Полдня протомился Максим в приемной. Наконец дождался. Секретарша кивнула ему головой иди, и он открыл дверь робко, будто опоздавший на урок школьник. Первое, что бросилось ему в глаза длинный, как деревенская улица, стол, за ним другой стол, поменьше, заваленный бумагами, книгами. Возле маленького стола спиной к окну сидел, прижимая телефонную трубку к уху, человек в темном пиджаке. Под носом у него темнела черточка усов, черные жесткие волосы, зачесанные от лба к макушке, были редкие, сквозь них просвечивала темная кожа. Ничего особенного в этом человеке Максим не заметил и как-то сразу успокоился. Закончив разговор, Ербанов встал, коротко, энергично встряхнул руку Максима, указал на кресло с гнутыми, вытертыми подлокотниками; открытые миндалевидные глаза смотрели на Максима весело, улыбчиво, должно быть, секретарь еще не отрешился от телефонного разговора, по всему видать, приятного для него.

— Вы хромаете? — он взглянул на ноги Максима.

— Подбили.

— Партизанил? Где?

— И партизанил тоже. Но подшибли ногу уже дома, кулаки.

— Коммунист?

— Состою…

— Состоишь?.. — насмешливо спросил он, скосил глаза на бумажку со списком посетителей. — Максим Назарович, да?

— Так. Можно и просто Максим… Молодой еще, чтобы навеличивать…
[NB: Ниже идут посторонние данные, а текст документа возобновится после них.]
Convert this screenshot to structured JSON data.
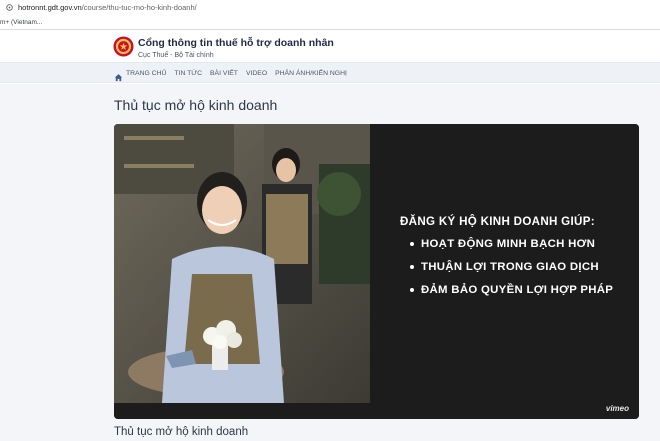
{
  "browser": {
    "url_host": "hotronnt.gdt.gov.vn",
    "url_path": "/course/thu-tuc-mo-ho-kinh-doanh/",
    "bookmark": "m+ (Vietnam..."
  },
  "header": {
    "title": "Cổng thông tin thuế hỗ trợ doanh nhân",
    "subtitle": "Cục Thuế - Bộ Tài chính"
  },
  "nav": {
    "items": [
      "TRANG CHỦ",
      "TIN TỨC",
      "BÀI VIẾT",
      "VIDEO",
      "PHẢN ÁNH/KIẾN NGHỊ"
    ]
  },
  "main": {
    "page_title": "Thủ tục mở hộ kinh doanh",
    "section_title": "Thủ tục mở hộ kinh doanh"
  },
  "video": {
    "heading": "ĐĂNG KÝ HỘ KINH DOANH GIÚP:",
    "bullets": [
      "HOẠT ĐỘNG MINH BẠCH HƠN",
      "THUẬN LỢI TRONG GIAO DỊCH",
      "ĐẢM BẢO QUYỀN LỢI HỢP PHÁP"
    ],
    "player_brand": "vimeo"
  },
  "colors": {
    "accent_red": "#c8102e",
    "emblem_gold": "#f2c14e",
    "nav_bg": "#eef2f7",
    "video_bg": "#1c1c1c"
  },
  "icons": {
    "address_bar": "site-info-icon",
    "nav_home": "home-icon",
    "logo": "tax-emblem-icon"
  }
}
— Можно и просто Максим, — согласился Ербанов, сел, сдвинул с середины стола бумаги. — Приехал что-нибудь просить?

— Нет.

— Жаловаться?

— Да и не жаловаться вроде. А может быть, и жаловаться. Максиму понравилась стремительная прямота секретаря обкома, тут, кажется, не надо будет вилять-петлять. — Помните, вы распустили бюро нашего райкома партии?

— Помню. Правильно распустили. А ты что, против?

— Не то что против. Новое начальство больно уж туго натягивает вожжи, удила в губы врезаются.

— Видишь ли, Максим, иногда и это необходимо. Мягкость и снисходительность порой вредны не меньше, чем прямое предательство. Революция не закончилась гражданской войной, не завершится она и коллективизацией. Революция продолжается, а ее мягкотелые слюнтяи не делают… Нам нужна и твердость, и непреклонность.

— А справедливость? Она нужна?

— Точно так же, как и твердость. Почему же безвинно людей садят в тюрьму? — Кого посадили безвинно?

— Нашего мужика, Лифера Ивановича Овчинникова.

— Вы в этом уверены?

— Зачем бы я пришел? Посадили его, как я понимаю, на страх другим.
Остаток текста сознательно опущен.